As you may have noticed, my birthday cake used nearly 20 egg whites. Some of these were already saved and stashed in the freezer, but I still needed a few more to make the frosting. This left me with 4 egg yolks sitting in the refrigerator - egg whites are very easy to freeze, but egg yolks have a tendency to get very rubbery and change their texture unless you add liquid or sugar. So before their time was up, I started finding some egg yolk-only recipes and loved the way the cookie recipe from Epicurious sounded and adapted it to my liking.

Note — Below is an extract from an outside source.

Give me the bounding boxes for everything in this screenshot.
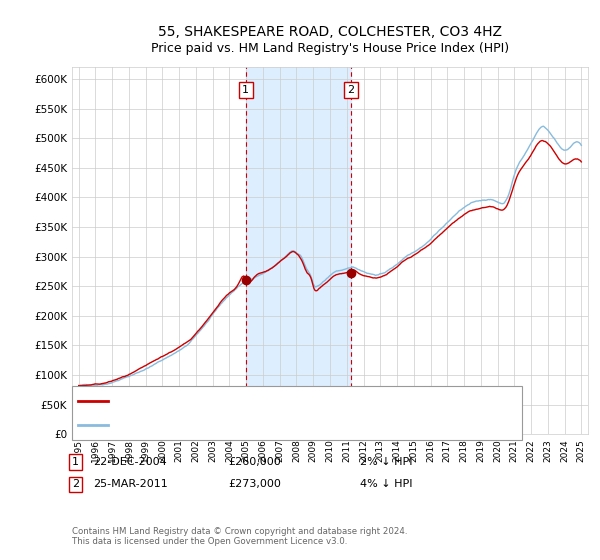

I doubled this recipe and substituted orange zest for lemon, dried cranberries for the golden raisins.
This recipe is originally a slice-and-bake but I can never make the logs of dough perfectly round and they always become too misshapen, so I just rolled the dough out and cut heart shapes (of course), but I think it's completely understandable if slicing and baking is more your thing since I have a habit of making things much fussier and complicated than they need to be. These cookies are extremely tender and a beautiful golden yellow color, due to the egg yolks and crunchy cornmeal in the dough. They make a fantastic partner to a cup of hot tea :)
Cranberry Cornmeal Heart Cookies
Adapted from Epicurious
1 cup (2 sticks) unsalted butter, softened
1 cup granulated sugar
1 tablespoon grated orange zest
4 large egg yolks
1 cup yellow cornmeal
2 1/2 cups all-purpose flour
1/2 teaspoon salt
3/4 cup finely chopped, dried cranberries
In a large mixing bowl, cream the butter, sugar and orange zest until light and fluffy, about 3-4 minutes. Stir in the egg yolks and beat well to combine. Add in the cornmeal, flour and salt and mix again until everything is almost incorporated, then stir in the dried cranberries. Divide the dough into 2 disks, wrap in plastic wrap and refrigerate for at least an hour or up to 3 days.
Preheat the oven to 350 degrees F. and take the dough out of the refrigerator to thaw slightly. Roll out the dough to 1/4" inch thick and cut out desired shapes, placing on parchment-lined baking sheets. Bake the cookies until very lightly golden around the edges and firm in the middle, 8-12 minutes.
Let cool on wire racks and store airtight for up to 1 week.